森に続く道の前には大柄の熊の獣人とサイの獣人が完全武装で立ち塞がる。
「この先は獣人国王都だ! 今は誰も通さん、サッサと帰るが良い」
槍を構えた熊の獣人が大声で叫ぶ。
「はぁ? そこを退け! 俺は王女ブリュンヌだ!」
ブリュンヌはペストマスクを脱いで顔を見せると熊の獣人が構える槍を掴んだ。
「お、王女様! これは失礼致しました」
槍から手を離し跪く獣人達。
「うむ、父上、母上は存命か?」
「は、はい。

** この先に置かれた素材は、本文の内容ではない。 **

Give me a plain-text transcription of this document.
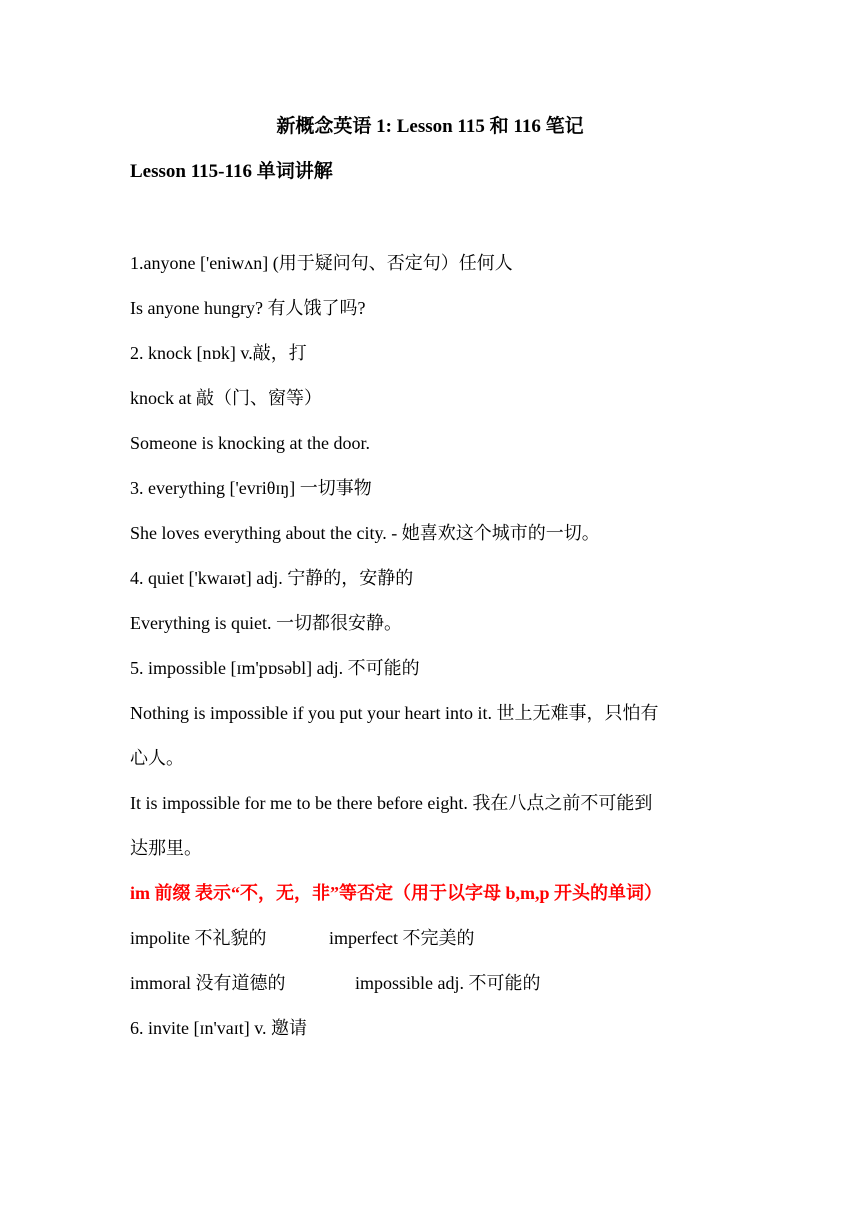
新概念英语 1: Lesson 115 和 116 笔记
Lesson 115-116 单词讲解
1.anyone ['eniwʌn] (用于疑问句、否定句）任何人
Is anyone hungry? 有人饿了吗?
2. knock [nɒk] v.敲，打
knock at 敲（门、窗等）
Someone is knocking at the door.
3. everything ['evriθɪŋ] 一切事物
She loves everything about the city. - 她喜欢这个城市的一切。
4. quiet ['kwaɪət] adj. 宁静的，安静的
Everything is quiet. 一切都很安静。
5. impossible [ɪm'pɒsəbl] adj. 不可能的
Nothing is impossible if you put your heart into it. 世上无难事，只怕有
心人。
It is impossible for me to be there before eight. 我在八点之前不可能到
达那里。
im 前缀 表示“不，无，非”等否定（用于以字母 b,m,p 开头的单词）
impolite 不礼貌的	imperfect 不完美的
immoral 没有道德的	impossible adj. 不可能的
6. invite [ɪn'vaɪt] v. 邀请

伏せってはおりますが、存命とお聞きしております」
跪くサイの獣人が応えた。
「良かったぁ、間に合ったか」
ホッとひと息のブリュンヌ。
「ささ、聖者様、参りましょう」
ブリュンヌはソウタに振り向き森の中に招こうとする。
「ブリュンヌ様! お待ち下さい」
熊の獣人とサイの獣人が立ち上がりソウタ達を遮る。
「今、王都はロックダウン中、他国の者はいかなる理由であっても中に入れるなと宰相様から言われております」
続けて熊の獣人が言う。
「しかも、その者達は戦いも出来ない人族の鼻垂れ小僧と娘。王都に入れる訳には行きません」
サイの獣人はソウタとナナミ、モモカにチラリと目をやり、ブリュンヌに言う。
その言葉にちょっとカチンときたソウタ。
(泣いて頼まれたから、しょうがなく来たのに、そんな事言われたら助ける気も失せるよ)

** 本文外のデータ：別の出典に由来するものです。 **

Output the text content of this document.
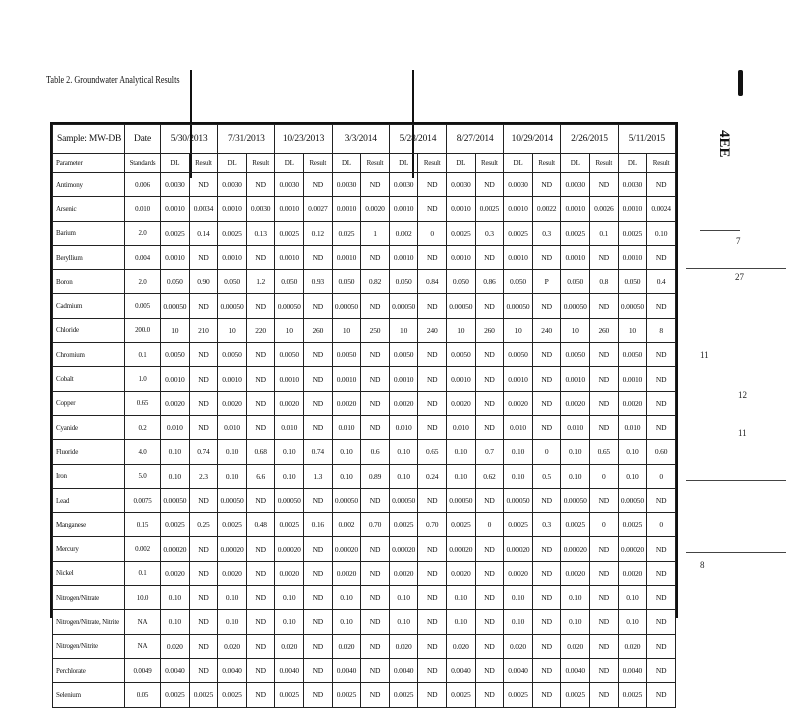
Table 2. Groundwater Analytical Results
Sample: MW-DB	Date	5/30/2013		7/31/2013		10/23/2013		3/3/2014		5/28/2014		8/27/2014		10/29/2014		2/26/2015		5/11/2015	
Parameter	Standards	DL	Result	DL	Result	DL	Result	DL	Result	DL	Result	DL	Result	DL	Result	DL	Result	DL	Result
Antimony	0.006	0.0030	ND	0.0030	ND	0.0030	ND	0.0030	ND	0.0030	ND	0.0030	ND	0.0030	ND	0.0030	ND	0.0030	ND
Arsenic	0.010	0.0010	0.0034	0.0010	0.0030	0.0010	0.0027	0.0010	0.0020	0.0010	ND	0.0010	0.0025	0.0010	0.0022	0.0010	0.0026	0.0010	0.0024
Barium	2.0	0.0025	0.14	0.0025	0.13	0.0025	0.12	0.025	1	0.002	0	0.0025	0.3	0.0025	0.3	0.0025	0.1	0.0025	0.10
Beryllium	0.004	0.0010	ND	0.0010	ND	0.0010	ND	0.0010	ND	0.0010	ND	0.0010	ND	0.0010	ND	0.0010	ND	0.0010	ND
Boron	2.0	0.050	0.90	0.050	1.2	0.050	0.93	0.050	0.82	0.050	0.84	0.050	0.86	0.050	P	0.050	0.8	0.050	0.4
Cadmium	0.005	0.00050	ND	0.00050	ND	0.00050	ND	0.00050	ND	0.00050	ND	0.00050	ND	0.00050	ND	0.00050	ND	0.00050	ND
Chloride	200.0	10	210	10	220	10	260	10	250	10	240	10	260	10	240	10	260	10	8
Chromium	0.1	0.0050	ND	0.0050	ND	0.0050	ND	0.0050	ND	0.0050	ND	0.0050	ND	0.0050	ND	0.0050	ND	0.0050	ND
Cobalt	1.0	0.0010	ND	0.0010	ND	0.0010	ND	0.0010	ND	0.0010	ND	0.0010	ND	0.0010	ND	0.0010	ND	0.0010	ND
Copper	0.65	0.0020	ND	0.0020	ND	0.0020	ND	0.0020	ND	0.0020	ND	0.0020	ND	0.0020	ND	0.0020	ND	0.0020	ND
Cyanide	0.2	0.010	ND	0.010	ND	0.010	ND	0.010	ND	0.010	ND	0.010	ND	0.010	ND	0.010	ND	0.010	ND
Fluoride	4.0	0.10	0.74	0.10	0.68	0.10	0.74	0.10	0.6	0.10	0.65	0.10	0.7	0.10	0	0.10	0.65	0.10	0.60
Iron	5.0	0.10	2.3	0.10	6.6	0.10	1.3	0.10	0.89	0.10	0.24	0.10	0.62	0.10	0.5	0.10	0	0.10	0
Lead	0.0075	0.00050	ND	0.00050	ND	0.00050	ND	0.00050	ND	0.00050	ND	0.00050	ND	0.00050	ND	0.00050	ND	0.00050	ND
Manganese	0.15	0.0025	0.25	0.0025	0.48	0.0025	0.16	0.002	0.70	0.0025	0.70	0.0025	0	0.0025	0.3	0.0025	0	0.0025	0
Mercury	0.002	0.00020	ND	0.00020	ND	0.00020	ND	0.00020	ND	0.00020	ND	0.00020	ND	0.00020	ND	0.00020	ND	0.00020	ND
Nickel	0.1	0.0020	ND	0.0020	ND	0.0020	ND	0.0020	ND	0.0020	ND	0.0020	ND	0.0020	ND	0.0020	ND	0.0020	ND
Nitrogen/Nitrate	10.0	0.10	ND	0.10	ND	0.10	ND	0.10	ND	0.10	ND	0.10	ND	0.10	ND	0.10	ND	0.10	ND
Nitrogen/Nitrate, Nitrite	NA	0.10	ND	0.10	ND	0.10	ND	0.10	ND	0.10	ND	0.10	ND	0.10	ND	0.10	ND	0.10	ND
Nitrogen/Nitrite	NA	0.020	ND	0.020	ND	0.020	ND	0.020	ND	0.020	ND	0.020	ND	0.020	ND	0.020	ND	0.020	ND
Perchlorate	0.0049	0.0040	ND	0.0040	ND	0.0040	ND	0.0040	ND	0.0040	ND	0.0040	ND	0.0040	ND	0.0040	ND	0.0040	ND
Selenium	0.05	0.0025	0.0025	0.0025	ND	0.0025	ND	0.0025	ND	0.0025	ND	0.0025	ND	0.0025	ND	0.0025	ND	0.0025	ND
4EE
7
27
11
12
11
8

「そうかぁ、それはしょうがないね。ロックダウン中だし、他国の者だし、鼻垂れ小僧だし、………帰ろうか」
ソウタはそう言うと、モモカとナナミに目配せして帰ろうとする。
「そうね」
モモカもソウタに従う。
「で、でも………」
ナナミはちょっと躊躇いながら、ソウタの後に続こうとする。
「聖者様! お待ち下さい」
ブリュンヌはソウタの腕を掴んて引き留める。
「ぐぬぬ……、ロックダウンは知っている。知らぬ訳があるかあ! その中で態々連れて来た意味を考えろ! この方達は聖者御一行だ。父上、母上の治療が出来るのだ。そこを退いてもらおう」
怒りに手が震えるブリュンヌ。
「そ、それならば、宰相様に確認致しますので、ここでお待ちを」
ブリュンヌが怒るのを見てオロオロしながら、両手のひらを前に出してなんとかしようとする熊の獣人。